“I know” cried Arthur, “you needn’t say it. You won’t answer for the consequences?”

“I won’t. For the consequences, a woman—in the weak state your wife is in—may answer herself—with her life.”

Aggie was immensely relieved. So they were only talking about her all the time!

That night her husband told her that her release had come. It had been ordained that she was to rest for two years. And she was to have help. They must have a girl.

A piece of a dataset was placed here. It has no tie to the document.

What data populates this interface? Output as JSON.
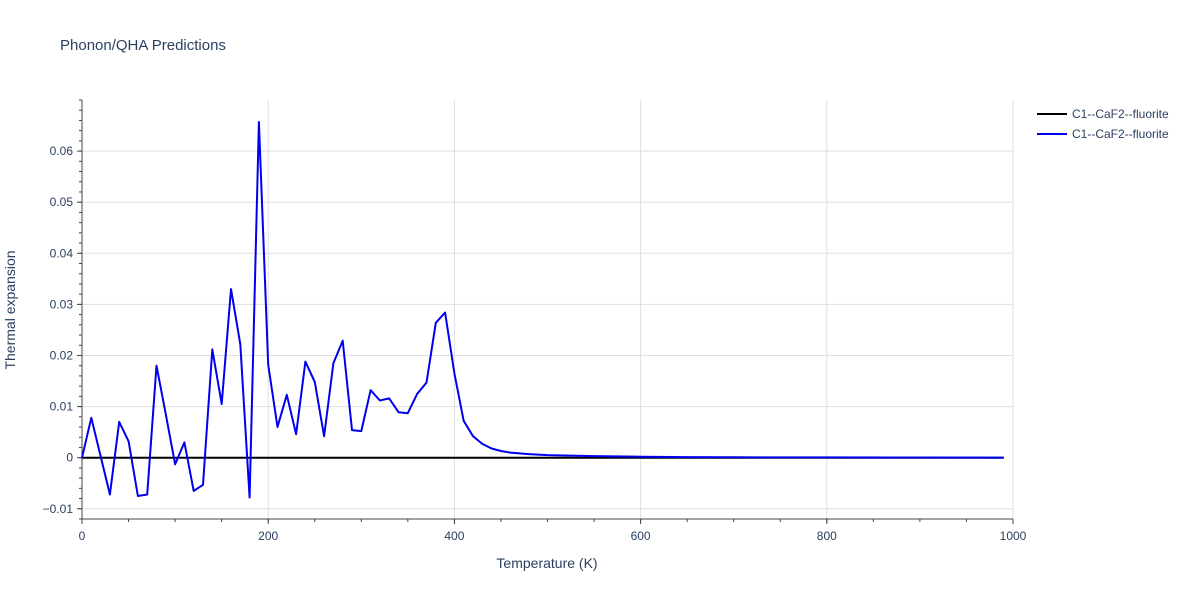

“Arthur,” she said, firmly, “I won’t have a girl. They’re worse than charwomen. They eat more; and we can’t afford it.”

“We must afford it. And oh, another thing—Have you ever thought of the children’s education?”

Thought of it? She had thought of nothing else, lying awake at night, waiting for the baby’s cry; sitting in the daytime, stitching at the small garments that were always just too small.

“Of course,” she said, submissively. She was willing to yield the glory of the idea to him.

“Well,” he said, “I don’t know how we’re going to manage it. One thing I do know—there mustn’t be any more of them. I can’t afford it.”

He had said that before so often that Aggie had felt inclined to tell him that she couldn’t afford it, either. But to-night she was silent, for he didn’t know she knew. And as she saw that he (who did know) was trying to spare her, she blessed him in her heart.